ISMRM initiatives introduced at annual meeting emphasize international aspects and online access Radiologists can anticipate access to more web-based educational programming from the International Society for Magnetic Resonance in Medicine and a more intense international flavor in the society's future work.

Education and global outreach are key elements of the ISMRM's three-year strategic plan, said society president Jeff Duerk, Ph.D., in an interview before the 2008 meeting held in Toronto.

Several new initiatives are growing out of the first strategic plan for the society's annual meeting itself, according to Duerk, director of the Case Western Reserve University Center for Imaging Research in Cleveland, Ohio. "We've never done that before, though our annual meeting is the biggest and most visible thing we do," he said. At the 2004 meeting in Japan, the ISMRM captured audio recordings of scientific presentations made in two rooms of the Kyoto convention center. The recordings were synchronized with the presenter's PowerPoint slide presentations and posted on the ISMRM website.

This year, every educational session and scientific presentation will be captured, archived, and made available online to members. Some presentations will be modified to allow radiologists to earn continuing medical education credits by studying the material. Even researchers who present traditional posters have been invited to transmit digital versions to the society for posting on the site, Duerk said.

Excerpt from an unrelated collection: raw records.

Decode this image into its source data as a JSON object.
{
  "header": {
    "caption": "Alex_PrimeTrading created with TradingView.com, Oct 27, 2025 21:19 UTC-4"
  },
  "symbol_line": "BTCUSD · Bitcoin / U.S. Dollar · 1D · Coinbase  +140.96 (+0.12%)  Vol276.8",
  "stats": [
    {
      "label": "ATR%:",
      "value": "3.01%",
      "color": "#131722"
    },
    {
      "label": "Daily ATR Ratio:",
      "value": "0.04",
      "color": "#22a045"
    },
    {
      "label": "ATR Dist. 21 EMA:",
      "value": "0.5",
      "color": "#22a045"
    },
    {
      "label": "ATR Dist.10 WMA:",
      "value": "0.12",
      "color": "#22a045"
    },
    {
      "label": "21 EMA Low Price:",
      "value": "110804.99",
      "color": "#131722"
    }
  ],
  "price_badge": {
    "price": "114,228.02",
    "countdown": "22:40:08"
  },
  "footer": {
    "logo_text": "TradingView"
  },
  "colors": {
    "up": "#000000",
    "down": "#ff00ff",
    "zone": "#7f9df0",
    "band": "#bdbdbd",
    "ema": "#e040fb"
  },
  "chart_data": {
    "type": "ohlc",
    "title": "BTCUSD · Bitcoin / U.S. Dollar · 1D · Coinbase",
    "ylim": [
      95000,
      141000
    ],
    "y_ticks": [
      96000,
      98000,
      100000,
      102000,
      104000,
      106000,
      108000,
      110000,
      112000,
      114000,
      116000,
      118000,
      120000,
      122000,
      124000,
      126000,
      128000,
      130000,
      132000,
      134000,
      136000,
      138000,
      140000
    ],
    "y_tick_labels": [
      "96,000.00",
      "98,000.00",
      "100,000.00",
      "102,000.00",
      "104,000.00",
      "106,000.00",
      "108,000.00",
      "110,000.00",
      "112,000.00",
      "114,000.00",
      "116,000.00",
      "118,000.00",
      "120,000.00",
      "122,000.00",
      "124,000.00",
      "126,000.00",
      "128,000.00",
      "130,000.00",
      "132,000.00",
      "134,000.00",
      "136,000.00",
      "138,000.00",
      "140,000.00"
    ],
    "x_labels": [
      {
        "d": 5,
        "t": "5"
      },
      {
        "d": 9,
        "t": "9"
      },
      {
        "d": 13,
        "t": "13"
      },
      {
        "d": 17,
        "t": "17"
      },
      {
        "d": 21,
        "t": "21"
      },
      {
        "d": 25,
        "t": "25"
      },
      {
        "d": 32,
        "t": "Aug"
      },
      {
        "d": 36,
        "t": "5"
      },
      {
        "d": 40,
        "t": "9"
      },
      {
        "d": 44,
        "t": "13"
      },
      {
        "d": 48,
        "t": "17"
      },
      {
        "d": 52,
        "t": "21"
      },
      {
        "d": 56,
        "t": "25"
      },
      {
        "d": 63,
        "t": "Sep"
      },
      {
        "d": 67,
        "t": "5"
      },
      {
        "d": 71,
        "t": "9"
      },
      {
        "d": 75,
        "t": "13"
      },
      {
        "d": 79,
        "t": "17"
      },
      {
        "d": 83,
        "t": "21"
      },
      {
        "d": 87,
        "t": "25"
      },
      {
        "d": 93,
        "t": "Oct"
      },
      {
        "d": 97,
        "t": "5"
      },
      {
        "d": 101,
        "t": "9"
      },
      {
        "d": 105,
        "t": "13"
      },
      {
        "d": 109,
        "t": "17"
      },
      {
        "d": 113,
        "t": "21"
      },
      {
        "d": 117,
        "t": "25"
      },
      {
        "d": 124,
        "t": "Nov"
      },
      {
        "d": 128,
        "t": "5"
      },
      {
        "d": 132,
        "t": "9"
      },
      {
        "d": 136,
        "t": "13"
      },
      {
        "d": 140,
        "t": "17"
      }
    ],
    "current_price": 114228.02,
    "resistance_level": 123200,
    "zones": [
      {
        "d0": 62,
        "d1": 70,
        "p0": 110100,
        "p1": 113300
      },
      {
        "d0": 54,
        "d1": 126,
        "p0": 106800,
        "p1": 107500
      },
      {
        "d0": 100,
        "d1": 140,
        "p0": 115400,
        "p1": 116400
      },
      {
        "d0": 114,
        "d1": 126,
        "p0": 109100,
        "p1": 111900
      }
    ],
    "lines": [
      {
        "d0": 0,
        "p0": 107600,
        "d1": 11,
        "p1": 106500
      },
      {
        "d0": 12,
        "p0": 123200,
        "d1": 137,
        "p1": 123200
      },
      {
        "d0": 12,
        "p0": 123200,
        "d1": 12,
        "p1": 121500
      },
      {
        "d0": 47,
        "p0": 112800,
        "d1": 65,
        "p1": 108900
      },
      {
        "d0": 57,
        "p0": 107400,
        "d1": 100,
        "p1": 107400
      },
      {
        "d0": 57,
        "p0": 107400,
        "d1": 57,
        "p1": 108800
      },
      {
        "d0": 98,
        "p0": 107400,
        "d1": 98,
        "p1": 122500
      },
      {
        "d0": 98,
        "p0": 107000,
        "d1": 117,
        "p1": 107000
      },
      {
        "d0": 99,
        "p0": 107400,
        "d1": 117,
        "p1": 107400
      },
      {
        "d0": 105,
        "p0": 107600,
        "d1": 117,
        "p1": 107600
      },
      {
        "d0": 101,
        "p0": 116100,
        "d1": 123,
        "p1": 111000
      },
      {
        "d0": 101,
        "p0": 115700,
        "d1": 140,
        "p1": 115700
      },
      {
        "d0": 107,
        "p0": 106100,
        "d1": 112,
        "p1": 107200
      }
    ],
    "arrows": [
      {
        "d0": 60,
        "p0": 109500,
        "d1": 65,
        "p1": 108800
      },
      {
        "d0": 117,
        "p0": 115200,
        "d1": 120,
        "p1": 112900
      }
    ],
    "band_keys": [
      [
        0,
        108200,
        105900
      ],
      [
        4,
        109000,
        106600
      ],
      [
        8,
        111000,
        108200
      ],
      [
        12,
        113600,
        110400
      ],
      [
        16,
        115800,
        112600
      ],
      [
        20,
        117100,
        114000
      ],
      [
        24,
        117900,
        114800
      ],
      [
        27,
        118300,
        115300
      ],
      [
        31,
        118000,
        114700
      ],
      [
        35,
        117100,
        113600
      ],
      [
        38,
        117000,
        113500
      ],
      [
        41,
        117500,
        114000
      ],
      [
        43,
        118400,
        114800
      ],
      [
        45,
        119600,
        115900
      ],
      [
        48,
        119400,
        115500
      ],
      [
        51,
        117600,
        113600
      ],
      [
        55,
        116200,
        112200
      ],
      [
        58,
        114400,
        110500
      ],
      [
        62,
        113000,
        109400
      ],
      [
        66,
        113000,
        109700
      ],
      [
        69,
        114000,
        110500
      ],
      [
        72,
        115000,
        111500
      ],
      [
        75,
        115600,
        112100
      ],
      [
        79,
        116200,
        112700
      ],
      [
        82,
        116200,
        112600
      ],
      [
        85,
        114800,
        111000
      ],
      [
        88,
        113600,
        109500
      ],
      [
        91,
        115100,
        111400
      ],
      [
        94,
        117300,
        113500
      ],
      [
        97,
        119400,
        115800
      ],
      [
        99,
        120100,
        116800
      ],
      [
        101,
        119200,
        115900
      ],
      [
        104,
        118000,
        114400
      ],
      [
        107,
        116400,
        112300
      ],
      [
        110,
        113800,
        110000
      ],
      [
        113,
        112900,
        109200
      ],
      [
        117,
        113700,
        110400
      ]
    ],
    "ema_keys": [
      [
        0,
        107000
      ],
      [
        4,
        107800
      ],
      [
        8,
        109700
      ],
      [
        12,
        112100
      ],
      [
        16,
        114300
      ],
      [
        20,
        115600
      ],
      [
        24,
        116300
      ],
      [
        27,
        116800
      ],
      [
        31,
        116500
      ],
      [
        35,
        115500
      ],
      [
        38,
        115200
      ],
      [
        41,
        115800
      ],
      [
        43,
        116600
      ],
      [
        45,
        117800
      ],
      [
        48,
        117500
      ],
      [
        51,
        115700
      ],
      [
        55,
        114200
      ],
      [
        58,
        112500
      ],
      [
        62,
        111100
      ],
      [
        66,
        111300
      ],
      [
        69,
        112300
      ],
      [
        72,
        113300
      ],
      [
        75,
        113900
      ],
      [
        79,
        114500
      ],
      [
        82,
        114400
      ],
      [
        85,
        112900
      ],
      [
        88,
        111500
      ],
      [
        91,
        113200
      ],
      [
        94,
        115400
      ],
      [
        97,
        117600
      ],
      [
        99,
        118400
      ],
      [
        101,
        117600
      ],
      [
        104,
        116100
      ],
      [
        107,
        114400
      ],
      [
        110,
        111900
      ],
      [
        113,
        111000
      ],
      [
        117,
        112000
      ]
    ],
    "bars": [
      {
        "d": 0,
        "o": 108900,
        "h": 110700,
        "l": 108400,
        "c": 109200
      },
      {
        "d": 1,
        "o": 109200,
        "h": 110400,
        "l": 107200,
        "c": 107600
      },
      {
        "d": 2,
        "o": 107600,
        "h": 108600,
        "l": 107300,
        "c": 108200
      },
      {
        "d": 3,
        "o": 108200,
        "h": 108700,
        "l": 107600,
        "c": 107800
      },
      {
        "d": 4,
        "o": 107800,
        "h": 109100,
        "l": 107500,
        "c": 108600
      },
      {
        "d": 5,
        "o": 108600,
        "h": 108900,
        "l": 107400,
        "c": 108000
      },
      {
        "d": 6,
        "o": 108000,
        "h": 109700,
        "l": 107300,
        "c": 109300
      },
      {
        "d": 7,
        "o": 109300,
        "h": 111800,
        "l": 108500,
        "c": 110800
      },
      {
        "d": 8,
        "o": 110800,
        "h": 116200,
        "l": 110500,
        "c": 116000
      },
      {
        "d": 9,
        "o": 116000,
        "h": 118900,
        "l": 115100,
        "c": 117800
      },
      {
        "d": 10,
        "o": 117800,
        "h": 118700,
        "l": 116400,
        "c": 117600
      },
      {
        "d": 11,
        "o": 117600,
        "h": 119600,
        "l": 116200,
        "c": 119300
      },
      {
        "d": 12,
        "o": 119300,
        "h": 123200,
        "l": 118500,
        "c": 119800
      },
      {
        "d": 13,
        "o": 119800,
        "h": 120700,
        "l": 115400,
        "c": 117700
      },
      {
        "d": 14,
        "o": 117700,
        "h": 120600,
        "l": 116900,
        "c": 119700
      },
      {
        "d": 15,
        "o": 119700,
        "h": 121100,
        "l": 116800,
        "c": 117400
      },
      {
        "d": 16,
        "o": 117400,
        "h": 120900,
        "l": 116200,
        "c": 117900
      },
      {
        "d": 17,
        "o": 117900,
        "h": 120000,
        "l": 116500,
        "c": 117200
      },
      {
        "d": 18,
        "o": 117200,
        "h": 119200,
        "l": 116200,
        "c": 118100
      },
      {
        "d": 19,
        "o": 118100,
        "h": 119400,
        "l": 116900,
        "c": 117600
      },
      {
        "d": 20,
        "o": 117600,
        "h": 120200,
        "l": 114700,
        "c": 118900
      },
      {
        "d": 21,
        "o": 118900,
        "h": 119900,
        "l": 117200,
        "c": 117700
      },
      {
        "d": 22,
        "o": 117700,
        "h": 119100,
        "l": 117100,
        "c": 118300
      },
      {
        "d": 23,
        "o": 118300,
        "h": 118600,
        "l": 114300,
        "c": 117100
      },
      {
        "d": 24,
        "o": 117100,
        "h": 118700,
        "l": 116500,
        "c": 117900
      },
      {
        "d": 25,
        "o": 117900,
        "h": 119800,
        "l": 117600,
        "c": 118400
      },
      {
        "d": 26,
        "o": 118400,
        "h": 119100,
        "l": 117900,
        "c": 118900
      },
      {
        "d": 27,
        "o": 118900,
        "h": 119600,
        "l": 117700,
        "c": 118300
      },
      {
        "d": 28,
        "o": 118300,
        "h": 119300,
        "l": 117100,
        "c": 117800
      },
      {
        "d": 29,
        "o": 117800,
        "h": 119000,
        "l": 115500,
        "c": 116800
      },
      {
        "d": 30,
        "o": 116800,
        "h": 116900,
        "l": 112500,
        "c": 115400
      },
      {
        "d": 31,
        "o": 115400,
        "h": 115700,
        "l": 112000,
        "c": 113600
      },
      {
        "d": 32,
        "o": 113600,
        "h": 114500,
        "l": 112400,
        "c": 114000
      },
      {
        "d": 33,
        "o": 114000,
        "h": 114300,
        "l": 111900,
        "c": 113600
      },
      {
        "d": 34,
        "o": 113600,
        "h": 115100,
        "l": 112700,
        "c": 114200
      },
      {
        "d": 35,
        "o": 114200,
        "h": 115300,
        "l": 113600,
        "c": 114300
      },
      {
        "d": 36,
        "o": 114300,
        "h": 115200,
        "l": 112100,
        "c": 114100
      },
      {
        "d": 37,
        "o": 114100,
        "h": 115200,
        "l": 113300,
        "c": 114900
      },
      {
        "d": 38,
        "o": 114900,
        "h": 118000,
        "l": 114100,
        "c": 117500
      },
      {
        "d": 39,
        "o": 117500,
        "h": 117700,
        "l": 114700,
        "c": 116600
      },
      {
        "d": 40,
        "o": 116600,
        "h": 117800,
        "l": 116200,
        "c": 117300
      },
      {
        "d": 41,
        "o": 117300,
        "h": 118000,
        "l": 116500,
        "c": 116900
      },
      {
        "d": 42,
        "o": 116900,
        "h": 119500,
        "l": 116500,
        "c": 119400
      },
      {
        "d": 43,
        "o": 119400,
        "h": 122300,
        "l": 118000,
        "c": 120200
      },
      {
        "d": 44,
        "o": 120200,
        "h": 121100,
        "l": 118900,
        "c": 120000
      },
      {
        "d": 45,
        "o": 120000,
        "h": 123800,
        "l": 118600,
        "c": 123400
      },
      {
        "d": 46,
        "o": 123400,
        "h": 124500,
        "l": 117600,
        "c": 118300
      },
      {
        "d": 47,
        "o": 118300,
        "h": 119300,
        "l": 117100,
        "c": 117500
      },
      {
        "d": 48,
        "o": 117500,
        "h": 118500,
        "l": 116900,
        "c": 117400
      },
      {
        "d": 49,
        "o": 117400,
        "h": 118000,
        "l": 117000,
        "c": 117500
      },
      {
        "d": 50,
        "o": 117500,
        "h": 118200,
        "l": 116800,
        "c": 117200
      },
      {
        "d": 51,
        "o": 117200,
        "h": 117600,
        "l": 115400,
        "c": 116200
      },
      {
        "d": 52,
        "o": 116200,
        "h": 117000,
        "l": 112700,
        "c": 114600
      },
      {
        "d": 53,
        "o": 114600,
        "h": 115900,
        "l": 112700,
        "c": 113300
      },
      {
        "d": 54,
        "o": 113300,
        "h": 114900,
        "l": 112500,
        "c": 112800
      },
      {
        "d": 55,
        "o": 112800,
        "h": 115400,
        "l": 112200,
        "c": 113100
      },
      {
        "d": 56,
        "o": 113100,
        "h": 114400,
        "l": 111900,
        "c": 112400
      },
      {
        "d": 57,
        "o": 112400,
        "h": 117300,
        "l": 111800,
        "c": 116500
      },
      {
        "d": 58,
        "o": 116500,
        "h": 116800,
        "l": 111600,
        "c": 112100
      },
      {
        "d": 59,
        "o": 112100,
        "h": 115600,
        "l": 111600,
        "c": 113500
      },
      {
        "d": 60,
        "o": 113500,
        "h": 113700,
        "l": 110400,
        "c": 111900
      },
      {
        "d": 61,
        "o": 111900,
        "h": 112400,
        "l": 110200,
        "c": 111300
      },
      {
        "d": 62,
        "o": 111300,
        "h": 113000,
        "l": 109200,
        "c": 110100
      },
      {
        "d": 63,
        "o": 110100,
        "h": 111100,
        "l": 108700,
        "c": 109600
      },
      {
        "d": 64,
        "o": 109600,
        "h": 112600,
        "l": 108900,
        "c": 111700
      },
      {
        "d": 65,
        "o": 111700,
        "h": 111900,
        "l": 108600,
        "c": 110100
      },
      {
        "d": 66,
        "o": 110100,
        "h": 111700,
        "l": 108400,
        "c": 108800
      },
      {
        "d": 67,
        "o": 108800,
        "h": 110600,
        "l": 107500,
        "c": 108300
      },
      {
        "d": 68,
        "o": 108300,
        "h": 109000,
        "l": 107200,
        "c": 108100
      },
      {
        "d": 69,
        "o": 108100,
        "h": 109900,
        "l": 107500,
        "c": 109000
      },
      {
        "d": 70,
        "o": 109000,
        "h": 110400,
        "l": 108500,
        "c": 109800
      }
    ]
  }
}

The ISMRM board of trustees is also emphasizing the international dimension of its charter. Historically, the society has been keen to move its annual meeting around the world so members everywhere have an opportunity to attend. Past assemblies have been held in Vancouver, Sydney, Glasgow, Honolulu, and Berlin, in addition to continental U.S. venues.

Now, the society is designing global outreach programs for Mexico, South America, Northern Africa, the Slavic nations, the People's Republic of China, India, and other Asian countries. ISMRM chapters will be established in Israel, Romania, China, and several other countries to join long-standing chapters in Germany and the U.K.

The outreach effort presents an opportunity to build low-cost MRI systems for the world's economically less developed regions and to cultivate diagnostic protocols for the unique diseases of those regions. Most important, the outreach effort is designed to assure that biomedical research is not geographically constrained, Duerk said. Attracting the best minds from around the world is an ISMRM priority.

"Today's under-represented areas may be the source for the brightest scientists of the future," he said. "We would like to assure that they have connections with the ISMRM."